Numerous genetic diseases arise from repetitive DNA sequences, such as CAG, that induce non-helical structures, which interfere with normal DNA processing and promote the disease state. Here, using a combination of single-molecule fluorescence microscopy and coarse-grained computational modeling, we have developed a workflow to identify the connection between the non-helical topology induced by repetitive sequences and the intrastrand interactions that specify the detected topologies. DNA three-way junctions (3WJs) were designed with two arms as helical domains and one arm consisting of a defined number of trinucleotide repeats of the sequence CAG. These DNA constructs were labeled with fluorescent dyes for single-molecule FRET experiments to measure the bend angle as a function of the number of CAG repeats.

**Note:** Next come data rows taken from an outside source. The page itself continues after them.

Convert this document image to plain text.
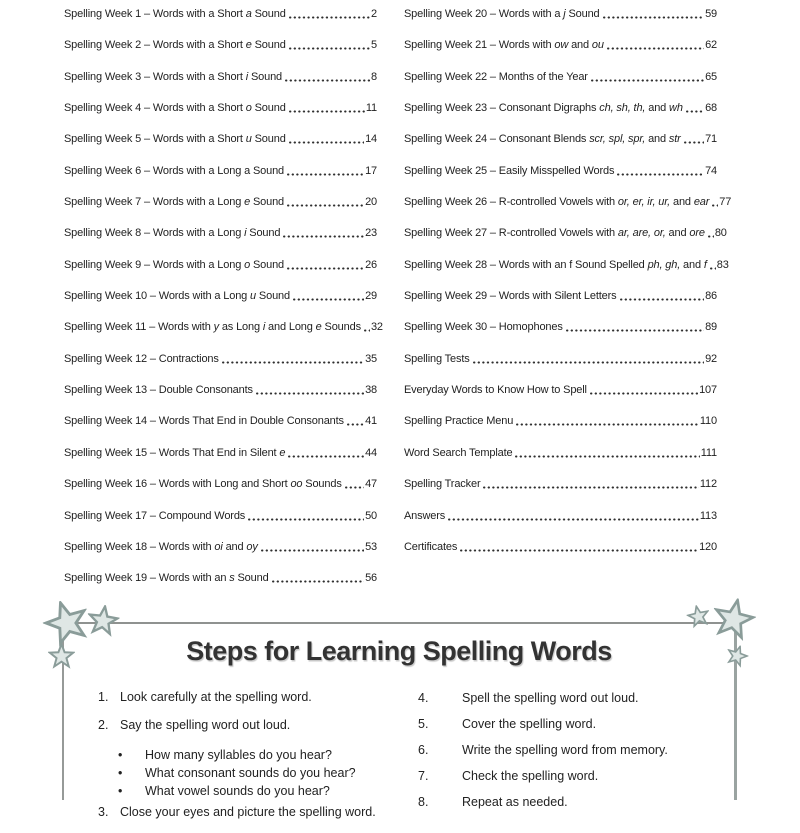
Spelling Week 1 – Words with a Short a Sound	2
Spelling Week 2 – Words with a Short e Sound	5
Spelling Week 3 – Words with a Short i Sound	8
Spelling Week 4 – Words with a Short o Sound	11
Spelling Week 5 – Words with a Short u Sound	14
Spelling Week 6 – Words with a Long a Sound	17
Spelling Week 7 – Words with a Long e Sound	20
Spelling Week 8 – Words with a Long i Sound	23
Spelling Week 9 – Words with a Long o Sound	26
Spelling Week 10 – Words with a Long u Sound	29
Spelling Week 11 – Words with y as Long i and Long e Sounds 32
Spelling Week 12 – Contractions	35
Spelling Week 13 – Double Consonants	38
Spelling Week 14 – Words That End in Double Consonants 41
Spelling Week 15 – Words That End in Silent e	44
Spelling Week 16 – Words with Long and Short oo Sounds 47
Spelling Week 17 – Compound Words	50
Spelling Week 18 – Words with oi and oy	53
Spelling Week 19 – Words with an s Sound	56
Spelling Week 20 – Words with a j Sound	59
Spelling Week 21 – Words with ow and ou	62
Spelling Week 22 – Months of the Year	65
Spelling Week 23 – Consonant Digraphs ch, sh, th, and wh 68
Spelling Week 24 – Consonant Blends scr, spl, spr, and str 71
Spelling Week 25 – Easily Misspelled Words	74
Spelling Week 26 – R-controlled Vowels with or, er, ir, ur, and ear 77
Spelling Week 27 – R-controlled Vowels with ar, are, or, and ore 80
Spelling Week 28 – Words with an f Sound Spelled ph, gh, and f 83
Spelling Week 29 – Words with Silent Letters	86
Spelling Week 30 – Homophones	89
Spelling Tests	92
Everyday Words to Know How to Spell	107
Spelling Practice Menu	110
Word Search Template	111
Spelling Tracker	112
Answers	113
Certificates	120
Steps for Learning Spelling Words
1. Look carefully at the spelling word.
2. Say the spelling word out loud.
•	How many syllables do you hear?
•	What consonant sounds do you hear?
•	What vowel sounds do you hear?
3. Close your eyes and picture the spelling word.
4.	Spell the spelling word out loud.
5.	Cover the spelling word.
6.	Write the spelling word from memory.
7.	Check the spelling word.
8.	Repeat as needed.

As the number of repeats increased, the DNA became increasing nonlinear and kinked. The coarse-grained modeling was performed via the oxDNA web server. With this software, thousands of potential structures were generated, which were then analyzed in terms of geometry and nucleotide-level bonding energies for intrastrand interactions. With this methodology, we are determining the size-dependent, specific nucleotide-level interactions that promote biologically relevant topologies associated with disease states.